舅氏五占安公言:留福莊木匠某,從卜者問婚姻。卜者戲之曰:“去此西南百裏,某地某甲今將死,其妻數合嫁汝,急往訪求,可得也。”匠信之,至其地,宿村店中。遇一人,問:“某甲居何處?”其人問:“訪之何為?”匠以實告。不慮此人即某甲也,聞之恚憤,掣佩刀欲刺之。匠逃入店後,逾垣遁。是人疑主人匿室內,欲入搜。主人不允,互相格鬥,竟殺主人,論抵伏法。而匠之名姓裏居,則均未及問也。後年餘,有嫗同一男一婦過獻縣,雲叔及寡嫂也。嫗暴卒,無以斂,叔乃議嫁其嫂。嫂無計,亦曲從。匠尚未娶,眾為媒合焉。後詢其故夫,正某甲也。異哉,卜者不戲,匠不往;匠不往,無從與某甲鬥;無從與某甲鬥,則主人不死;主人不死,則某甲不論抵;某甲不論抵,此婦無由嫁此匠也。乃無故生波,卒輾轉相牽,終成配偶,豈非數使然哉!又聞京師西四牌樓,有卜者日設肆於衢。雍正庚戌閏六月,忽自卜十八日橫死。相距一兩日耳,自揣無死法,而爻象甚明。乃於是日鍵戶不出,觀何由橫死。不慮忽地震,屋圮壓焉。使不自卜,是日必設肆通衢中,烏由覆壓?是亦數不可逃,使轉以先知誤也。
畫士張無念,寓京師櫻桃斜街,書齋以巨幅闊紙為窗幢,不著一欞,取其明也。每月明之夕,必有一女子全影在心。啟戶視之,無所睹,而影則如故。以不為禍祟,亦姑聽之。一夕諦視,覺體態生動,宛然入畫。戲以筆四周鉤之,自是不複見,而牆頭時有一女子露麵下窺。忽悟此鬼欲寫照,前使我見其形,今使我見其貌也。與語不應,注視之,亦不羞避,良久乃隱。因補寫眉目衣紋,作一仕女圖。夜聞窗外語曰:“我名亭亭。”再問之,已寂。乃並題於上,後為一知府買去。(或曰,是李中山。)或曰:“狐也,非鬼也,於事理為近。”或曰:“本無是事,無念神其說耳。”是亦不可知。然香魂才鬼,恒欲留名於後世。由今溯古,結習相同,固亦理所宜有也。

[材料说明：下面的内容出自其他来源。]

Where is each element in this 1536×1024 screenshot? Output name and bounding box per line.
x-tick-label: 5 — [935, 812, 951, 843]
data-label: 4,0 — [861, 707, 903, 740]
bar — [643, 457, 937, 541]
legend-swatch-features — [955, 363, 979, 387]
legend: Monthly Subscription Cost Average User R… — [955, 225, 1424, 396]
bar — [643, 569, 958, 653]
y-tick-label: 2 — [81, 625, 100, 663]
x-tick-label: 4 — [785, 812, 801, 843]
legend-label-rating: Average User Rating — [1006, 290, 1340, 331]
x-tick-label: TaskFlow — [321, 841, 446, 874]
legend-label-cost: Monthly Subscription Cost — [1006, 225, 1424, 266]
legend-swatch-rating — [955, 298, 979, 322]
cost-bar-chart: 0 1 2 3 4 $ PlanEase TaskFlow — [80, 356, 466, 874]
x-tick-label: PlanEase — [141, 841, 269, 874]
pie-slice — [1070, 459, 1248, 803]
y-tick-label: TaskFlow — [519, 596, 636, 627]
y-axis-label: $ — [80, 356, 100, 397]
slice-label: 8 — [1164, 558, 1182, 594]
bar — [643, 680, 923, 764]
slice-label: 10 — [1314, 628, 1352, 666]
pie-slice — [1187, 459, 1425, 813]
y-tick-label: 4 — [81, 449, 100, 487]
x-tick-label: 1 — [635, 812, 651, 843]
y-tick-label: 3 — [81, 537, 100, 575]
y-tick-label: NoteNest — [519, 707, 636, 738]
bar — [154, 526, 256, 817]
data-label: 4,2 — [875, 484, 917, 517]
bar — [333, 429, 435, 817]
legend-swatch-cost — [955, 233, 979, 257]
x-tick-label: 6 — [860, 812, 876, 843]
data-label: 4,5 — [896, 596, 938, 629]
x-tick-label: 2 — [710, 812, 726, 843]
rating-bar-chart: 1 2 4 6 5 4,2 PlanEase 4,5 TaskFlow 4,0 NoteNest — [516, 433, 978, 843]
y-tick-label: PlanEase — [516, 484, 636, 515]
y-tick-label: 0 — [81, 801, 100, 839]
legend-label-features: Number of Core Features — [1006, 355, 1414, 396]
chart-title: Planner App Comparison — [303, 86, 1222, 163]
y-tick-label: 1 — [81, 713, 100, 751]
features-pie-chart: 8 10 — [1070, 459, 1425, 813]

姚安公官刑部江蘇司郎中時,西城移送一案,乃少年強汙幼女者,男年十六,女年十四。蓋是少年遊西頂歸,見是女擷菜圃中,因相逼脅。邏卒聞女號呼聲,就執之。訊未竟,兩家父母俱投詞:乃其未婚妻,不相知而誤犯也。於律未婚妻和奸有條,強奸無條。方擬議間,女供亦複改移,稱但調謔而已。乃薄責而遣之。或曰:“是女之父母受重賂,女亦愛此子豐姿;且家富,故造此虛詞以解紛。”姚安公曰:“是未可知,然事止婚姻,與賄和人命,冤沉地下者不同。其奸未成無可驗,其賄無據難以質。女子允矣,父母從矣,媒保有確證,鄰裏無異議矣,兩造之詞亦無一毫之抵牾矣,君子可欺以其方,不能橫加鍛煉,入一童子遠戍也。”
某公夏日退朝,攜婢於靜室晝寢。會閽者啟事,問:“主人安在?”一僮故與閽者戲,漫應曰:“主人方擁爾婦睡某所。”婦適至前,怒而詬詈。主人出問,笞逐此僮。越三四年,閽者婦死。會此婢以抵觸失寵,主人忘前語,竟以配閽者。事後憶及,乃浩然歎曰:“豈偶然歟!”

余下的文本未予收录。